Web 1.0と呼ばれた時代は、いかに自社のサイトに「ユーザを囲い込むか」という発想で、サイトを利用するユーザはまさしく「利用する人、お金を使う人」…、つまり消費者でした。
それに対してWeb 2.0とは、個人の情報発信が大きな影響力に発展する仕掛けをどう考えるか?というものでした。ユーザはサービスや情報を消費するだけでなく、新しい価値を生み出す存在です。場合によっては、お金の流れも生まれるところにWeb 2.0というキーワードがバズワードたるポイントがあったと言えます。
Web 1.0と呼ばれる時代から、人々はインターネットで積極的に情報を発信していました。掲示板やメーリングリストで情報交換を行い、日記で情報発信をして、夜行バスで遠距離のオフ会に参加する人がいたものです。
Web 2.0時代に変わったことは、個人の情報発信が、ビジネスに影響力を与えるようにインターネット環境が進化したということです。GoogleやYahoo!の検索エンジンを中心に、情報発信のプラットフォームとしてのブログやソーシャルブックマークなどのWebサービスができ、それらを支えるようにアフィリエイトやターゲット広告が企業とユーザを結び付ける役割を担っています。

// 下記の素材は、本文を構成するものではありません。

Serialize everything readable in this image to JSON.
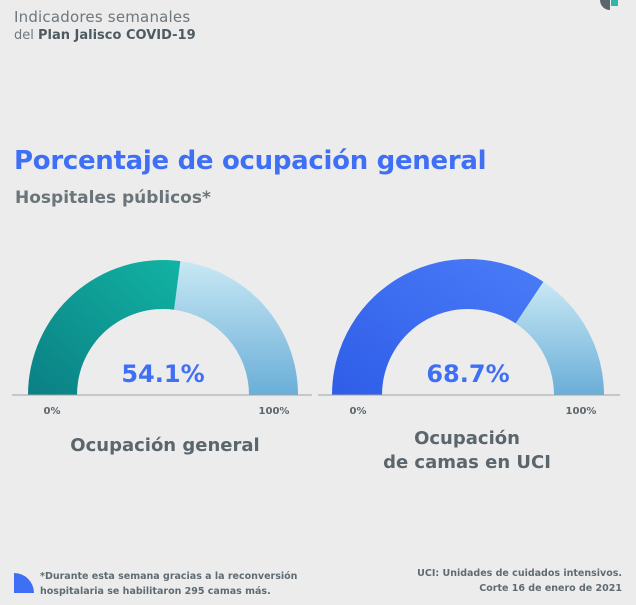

インターネットに詳しいユーザが素で楽しんでいたことを、時代がサポートするように変化し、より多くの人がインターネットにメリットを見出せるようになったのがWeb 2.0時代の特徴と言えます。
もしWeb 2.0という言葉が廃れても「個人の情報発信」が新しい流れを作るというインターネットの基本はまったく変わることはないでしょう。技術の進歩やノウハウの蓄積によりデバイスが情報発信を肩代わりしたり、より素敵な仕掛けが出てきたりするだけのことです。
個人の情報発信をクリエイティブにサポート
私が所属する株式会社paperboy&co.(以下、ペパボ)は、クリエイティブにインターネットを楽しむためのサービスを提供しています。

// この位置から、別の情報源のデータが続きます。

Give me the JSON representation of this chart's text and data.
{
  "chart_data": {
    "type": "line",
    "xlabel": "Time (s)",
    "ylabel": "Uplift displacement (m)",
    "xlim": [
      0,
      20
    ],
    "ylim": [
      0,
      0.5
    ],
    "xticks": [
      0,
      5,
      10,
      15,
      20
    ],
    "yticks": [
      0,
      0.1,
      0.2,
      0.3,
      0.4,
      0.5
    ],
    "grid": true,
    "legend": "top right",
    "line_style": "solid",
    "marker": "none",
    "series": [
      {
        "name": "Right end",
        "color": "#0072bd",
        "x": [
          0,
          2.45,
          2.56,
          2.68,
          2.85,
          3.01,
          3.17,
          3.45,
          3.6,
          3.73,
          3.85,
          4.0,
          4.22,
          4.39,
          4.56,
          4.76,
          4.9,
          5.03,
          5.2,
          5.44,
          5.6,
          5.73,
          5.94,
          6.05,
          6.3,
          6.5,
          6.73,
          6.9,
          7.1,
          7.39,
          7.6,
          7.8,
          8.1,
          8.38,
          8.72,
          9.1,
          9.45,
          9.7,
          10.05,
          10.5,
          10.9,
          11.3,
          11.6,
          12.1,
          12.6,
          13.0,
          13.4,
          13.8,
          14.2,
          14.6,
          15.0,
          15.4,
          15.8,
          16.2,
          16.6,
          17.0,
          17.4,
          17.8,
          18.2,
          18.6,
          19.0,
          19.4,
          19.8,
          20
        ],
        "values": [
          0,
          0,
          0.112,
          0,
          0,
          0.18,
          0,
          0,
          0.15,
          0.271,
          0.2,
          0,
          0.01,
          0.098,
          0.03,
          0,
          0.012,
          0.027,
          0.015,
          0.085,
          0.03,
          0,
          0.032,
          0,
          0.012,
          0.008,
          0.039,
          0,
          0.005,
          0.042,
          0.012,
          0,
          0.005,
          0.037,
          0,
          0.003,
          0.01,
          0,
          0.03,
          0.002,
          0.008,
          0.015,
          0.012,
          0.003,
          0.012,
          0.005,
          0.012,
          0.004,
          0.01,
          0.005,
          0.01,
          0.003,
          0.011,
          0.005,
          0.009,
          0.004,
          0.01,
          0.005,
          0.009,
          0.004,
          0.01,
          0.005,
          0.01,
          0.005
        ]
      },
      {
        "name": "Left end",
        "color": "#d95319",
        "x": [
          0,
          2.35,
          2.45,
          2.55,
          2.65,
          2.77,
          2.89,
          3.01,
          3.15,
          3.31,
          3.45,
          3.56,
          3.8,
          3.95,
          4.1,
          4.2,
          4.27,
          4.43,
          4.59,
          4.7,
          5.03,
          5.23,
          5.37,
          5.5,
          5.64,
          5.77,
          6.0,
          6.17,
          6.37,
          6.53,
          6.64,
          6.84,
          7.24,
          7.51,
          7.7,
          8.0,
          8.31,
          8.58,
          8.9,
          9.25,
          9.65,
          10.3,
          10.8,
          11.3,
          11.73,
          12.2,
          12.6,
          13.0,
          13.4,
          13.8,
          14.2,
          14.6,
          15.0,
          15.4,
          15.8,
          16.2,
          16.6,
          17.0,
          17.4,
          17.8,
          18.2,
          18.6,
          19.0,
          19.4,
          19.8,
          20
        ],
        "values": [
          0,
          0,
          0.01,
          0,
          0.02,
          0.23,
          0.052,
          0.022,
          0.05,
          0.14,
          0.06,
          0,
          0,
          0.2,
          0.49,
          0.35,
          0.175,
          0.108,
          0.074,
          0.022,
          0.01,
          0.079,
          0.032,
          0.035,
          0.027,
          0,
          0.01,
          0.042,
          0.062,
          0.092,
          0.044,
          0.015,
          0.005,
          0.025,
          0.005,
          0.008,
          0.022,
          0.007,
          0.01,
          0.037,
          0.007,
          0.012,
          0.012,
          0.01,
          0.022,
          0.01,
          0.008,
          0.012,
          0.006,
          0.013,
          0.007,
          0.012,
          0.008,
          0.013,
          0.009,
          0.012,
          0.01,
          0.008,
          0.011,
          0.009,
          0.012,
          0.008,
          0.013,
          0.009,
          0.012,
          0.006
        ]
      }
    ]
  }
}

その中の1つである「Color Me Shop! pro」は、低価格で誰でも簡単にオンラインショップを作ることができるASPサービスです。
ペパボが大事にするクリエイティビティをECサイトで発揮できるようにと、CSS+XHTMLで構成されたデザインテンプレートは、CSSだけでなくHTMLに至るまでカスタマイズできる自由なデザイン性が魅力で、個人事業主に留まらず、企業にも数多く採用されています。
私は、ショッピングモール「カラメル」の担当として、ショップの集客を支援しています。情報発信者であるショップの情報をインターネットにアクセスする人に知ってもらい、商品が購入されることを目的として、毎日、継続的に改善を続けています。
変化は常に連続的です。
よくインターネットは変化が早いと言われます。しかし、インターネットの基本的な考え方である個人の情報発信によってもたらされる力の存在は、Web 1.0と呼ばれたころも、Web 2.0と呼ばれる今も、そして、きっと今後も変わりません。

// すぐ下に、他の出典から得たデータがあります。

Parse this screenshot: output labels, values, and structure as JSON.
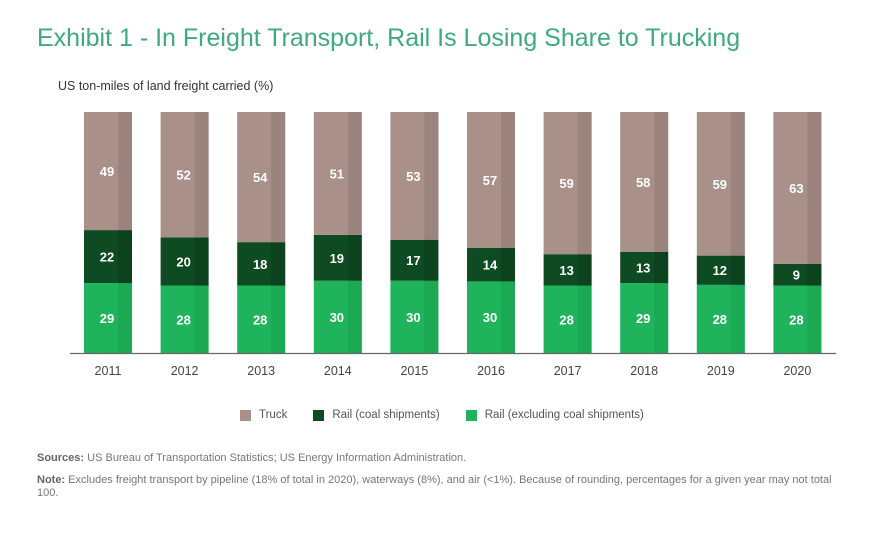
{
  "colors": {
    "title": "#3eaa7d",
    "truck": "#a99089",
    "truck_shade": "#8f7a74",
    "rail_coal": "#0e4a22",
    "rail_coal_shade": "#0b3d1c",
    "rail_excl": "#1fb35b",
    "rail_excl_shade": "#18a14f",
    "axis": "#666666"
  },
  "title": "Exhibit 1 - In Freight Transport, Rail Is Losing Share to Trucking",
  "legend": {
    "truck": "Truck",
    "rail_coal": "Rail (coal shipments)",
    "rail_excl": "Rail (excluding coal shipments)"
  },
  "sources_label": "Sources:",
  "sources_text": "US Bureau of Transportation Statistics; US Energy Information Administration.",
  "note_label": "Note:",
  "note_text": "Excludes freight transport by pipeline (18% of total in 2020), waterways (8%), and air (<1%). Because of rounding, percentages for a given year may not total 100.",
  "chart_data": {
    "type": "bar",
    "stacked": true,
    "title": "Exhibit 1 - In Freight Transport, Rail Is Losing Share to Trucking",
    "ylabel": "US ton-miles of land freight carried (%)",
    "xlabel": "",
    "categories": [
      "2011",
      "2012",
      "2013",
      "2014",
      "2015",
      "2016",
      "2017",
      "2018",
      "2019",
      "2020"
    ],
    "series": [
      {
        "name": "Rail (excluding coal shipments)",
        "values": [
          29,
          28,
          28,
          30,
          30,
          30,
          28,
          29,
          28,
          28
        ]
      },
      {
        "name": "Rail (coal shipments)",
        "values": [
          22,
          20,
          18,
          19,
          17,
          14,
          13,
          13,
          12,
          9
        ]
      },
      {
        "name": "Truck",
        "values": [
          49,
          52,
          54,
          51,
          53,
          57,
          59,
          58,
          59,
          63
        ]
      }
    ],
    "ylim": [
      0,
      100
    ],
    "legend_position": "bottom",
    "grid": false
  }
}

インターネットにおける「変化」とは、技術やノウハウの進化で情報発信、情報共有の手段が進歩していき、社会へ与える影響がどんどん大きくなっていくことだと考えています。
それまでインターネットに触る機会のなかった人たちが、あたりまえのようにインターネットを使うようになっていき、いろいろな形の喜びを見つけていく、そんなところが一番重要だと考えています。
インターネット上のこのサービスは2.0的であるとか、これは2.0ではないとか、そういうことではなく、Webサイトを利用するユーザに情報発信の喜びを知ってもらうことへの追求を2007年も引き続きやっていきます。
なお、この文章を書くにあたって、株式会社アークウェブの中野さんが執筆された『Web屋の本―Web 2.0、ビジネスサイト2.0、Web屋2.0』を読み返しました。今の時代をうまく切り取っていておもしろいです。もし見ていない人がいたら、今からでも全然遅くないので読んでみてください。